Такая тактика вытягивания себя за волосы к респектабельному и цивилизованному образу жизни контрастирует с отношением университетов к выбранным членам в местный совет. Подобно древним университетам, новые университеты вроде Бирмингема и Манчестерского университета награждают выбранных сановников, мэров и членов совета почётными степенями. Эти пустые титулы контрастируют с полученными сертификатами ремесленников и почётными степенями для выдающихся учёных в знак признания и уважения, обеспечивают лояльность политических властей и в целом обесценивают академию. К сожалению, обилие таких молодых университетов в Англии конца двадцатого века привело к тому, что в моду снова вошли не-техические и даже не-научные дисциплины, за исключением разве что образования ремесленника, которое в конце викторианской эпохи было довольно полезным. Девальвация всех видов учёных степеней продолжается с довольно быстрой скоростью, тогда как альтернативные и более достойные пути саморазвития уже атрофировались.
Важно ли это?
На самом деле важно. Оуэн Харри родился в бедном местечке близ Кардиффа и стал самым молодым среди старших техников зоологического отдела Джека в университете Бирмингема, а позже стал старшим преподавателем в Университете Белфаста. И возможно это он наиболее точно описал главное негативное последствие всей ситуации как «недостаток сержантов».

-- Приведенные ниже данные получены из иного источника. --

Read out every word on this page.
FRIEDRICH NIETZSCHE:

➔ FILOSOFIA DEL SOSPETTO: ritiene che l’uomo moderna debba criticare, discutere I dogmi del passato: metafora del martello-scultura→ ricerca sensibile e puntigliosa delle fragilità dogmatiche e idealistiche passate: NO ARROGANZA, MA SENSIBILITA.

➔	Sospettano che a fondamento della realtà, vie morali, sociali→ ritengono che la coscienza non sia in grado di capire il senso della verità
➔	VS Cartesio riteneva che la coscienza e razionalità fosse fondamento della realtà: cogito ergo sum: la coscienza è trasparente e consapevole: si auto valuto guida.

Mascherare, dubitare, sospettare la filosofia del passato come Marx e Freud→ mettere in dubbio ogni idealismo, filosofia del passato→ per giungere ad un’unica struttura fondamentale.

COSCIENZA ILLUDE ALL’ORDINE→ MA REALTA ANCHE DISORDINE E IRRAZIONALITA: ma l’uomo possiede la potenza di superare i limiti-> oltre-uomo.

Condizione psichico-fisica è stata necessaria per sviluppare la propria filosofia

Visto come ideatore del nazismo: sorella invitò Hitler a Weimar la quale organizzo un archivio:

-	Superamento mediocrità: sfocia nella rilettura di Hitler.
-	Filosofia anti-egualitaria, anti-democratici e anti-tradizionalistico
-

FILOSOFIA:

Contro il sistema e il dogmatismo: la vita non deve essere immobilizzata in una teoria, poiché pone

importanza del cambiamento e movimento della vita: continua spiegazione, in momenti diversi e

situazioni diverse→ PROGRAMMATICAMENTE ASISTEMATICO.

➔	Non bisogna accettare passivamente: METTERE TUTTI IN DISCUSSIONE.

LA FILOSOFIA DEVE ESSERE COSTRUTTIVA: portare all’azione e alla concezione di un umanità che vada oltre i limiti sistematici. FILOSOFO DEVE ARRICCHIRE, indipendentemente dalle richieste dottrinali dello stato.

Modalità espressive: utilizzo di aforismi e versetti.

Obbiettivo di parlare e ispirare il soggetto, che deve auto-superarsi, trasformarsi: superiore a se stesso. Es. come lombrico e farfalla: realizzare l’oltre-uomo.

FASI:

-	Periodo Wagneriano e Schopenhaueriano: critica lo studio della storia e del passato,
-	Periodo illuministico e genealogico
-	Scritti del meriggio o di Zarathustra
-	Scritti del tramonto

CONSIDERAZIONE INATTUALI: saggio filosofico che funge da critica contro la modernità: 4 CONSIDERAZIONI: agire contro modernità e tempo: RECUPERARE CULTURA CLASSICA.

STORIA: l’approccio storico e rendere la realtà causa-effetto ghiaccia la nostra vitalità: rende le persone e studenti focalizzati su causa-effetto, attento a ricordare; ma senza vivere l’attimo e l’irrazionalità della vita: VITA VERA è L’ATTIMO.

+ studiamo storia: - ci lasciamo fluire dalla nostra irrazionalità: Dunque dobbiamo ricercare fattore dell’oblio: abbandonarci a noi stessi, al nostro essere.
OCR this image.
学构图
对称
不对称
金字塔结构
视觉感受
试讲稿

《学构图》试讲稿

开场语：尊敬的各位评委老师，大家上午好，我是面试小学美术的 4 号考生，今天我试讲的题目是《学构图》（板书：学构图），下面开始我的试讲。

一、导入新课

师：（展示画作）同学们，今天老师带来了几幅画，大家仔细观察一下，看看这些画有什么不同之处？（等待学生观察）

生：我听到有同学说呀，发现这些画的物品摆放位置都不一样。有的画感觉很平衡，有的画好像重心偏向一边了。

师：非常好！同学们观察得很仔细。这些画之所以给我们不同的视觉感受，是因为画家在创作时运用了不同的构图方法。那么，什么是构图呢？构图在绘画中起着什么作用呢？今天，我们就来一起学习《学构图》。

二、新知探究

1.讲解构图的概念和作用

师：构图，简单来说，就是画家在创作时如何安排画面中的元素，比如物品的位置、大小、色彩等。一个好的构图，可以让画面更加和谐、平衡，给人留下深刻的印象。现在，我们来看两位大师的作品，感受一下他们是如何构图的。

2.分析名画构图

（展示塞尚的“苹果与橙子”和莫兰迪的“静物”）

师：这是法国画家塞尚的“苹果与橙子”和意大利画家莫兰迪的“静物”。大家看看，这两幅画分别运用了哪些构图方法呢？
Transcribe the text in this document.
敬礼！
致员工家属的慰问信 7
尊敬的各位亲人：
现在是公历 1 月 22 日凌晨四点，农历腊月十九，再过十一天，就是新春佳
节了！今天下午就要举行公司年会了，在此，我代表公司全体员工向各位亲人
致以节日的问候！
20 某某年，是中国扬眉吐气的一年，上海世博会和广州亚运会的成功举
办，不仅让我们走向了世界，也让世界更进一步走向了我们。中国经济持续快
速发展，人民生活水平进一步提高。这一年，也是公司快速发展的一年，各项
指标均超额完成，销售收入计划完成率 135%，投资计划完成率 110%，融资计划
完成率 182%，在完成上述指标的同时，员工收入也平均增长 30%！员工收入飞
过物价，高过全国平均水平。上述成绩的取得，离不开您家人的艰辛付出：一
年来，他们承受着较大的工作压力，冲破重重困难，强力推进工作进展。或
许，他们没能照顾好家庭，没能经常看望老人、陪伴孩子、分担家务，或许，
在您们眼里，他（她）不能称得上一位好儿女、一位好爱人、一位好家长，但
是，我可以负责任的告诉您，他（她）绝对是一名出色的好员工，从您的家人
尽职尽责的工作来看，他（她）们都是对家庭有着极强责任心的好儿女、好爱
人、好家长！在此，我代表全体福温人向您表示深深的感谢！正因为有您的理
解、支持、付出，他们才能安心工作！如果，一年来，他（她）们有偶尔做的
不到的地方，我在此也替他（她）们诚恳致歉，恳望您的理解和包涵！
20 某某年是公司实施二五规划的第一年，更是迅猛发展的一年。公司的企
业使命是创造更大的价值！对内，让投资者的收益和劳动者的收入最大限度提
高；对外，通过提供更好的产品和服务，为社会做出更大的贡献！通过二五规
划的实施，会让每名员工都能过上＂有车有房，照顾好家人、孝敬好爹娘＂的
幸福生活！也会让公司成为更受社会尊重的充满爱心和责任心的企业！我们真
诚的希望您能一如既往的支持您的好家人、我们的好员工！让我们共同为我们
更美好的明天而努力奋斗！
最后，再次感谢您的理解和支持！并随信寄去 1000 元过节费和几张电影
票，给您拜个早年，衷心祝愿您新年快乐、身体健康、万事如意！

Вот вам история о подготовке и экзаменовке офицеров Британской армии 1950-ых годов. Одним из важных вопросов был: «Как вы будете копать траншею?». Правильным ответом был: «Я скажу, «Сержант, выкопать траншею!»». Сержанты устраивают все дела. Они не разбираются в том что и когда делать: это прерогатива офицеров, которые теоретически должны составлять мозг организации. Офицеры решают что делать, однако не имеют представления о том, как это сделать. На самом деле сержанты не делают все дела сами, за исключением редких случаев, когда им приходится это делать. Их роль в том, чтобы организовать кооперацию зачастую некомпетентного, но хорошо вышколенного взвода солдат. Сержант — это прослойка необходимая для эффективного взаимодействия: они знают как всё сделать. Рядовые умеют делать только то, что им скажут. Их не учат ничему другому.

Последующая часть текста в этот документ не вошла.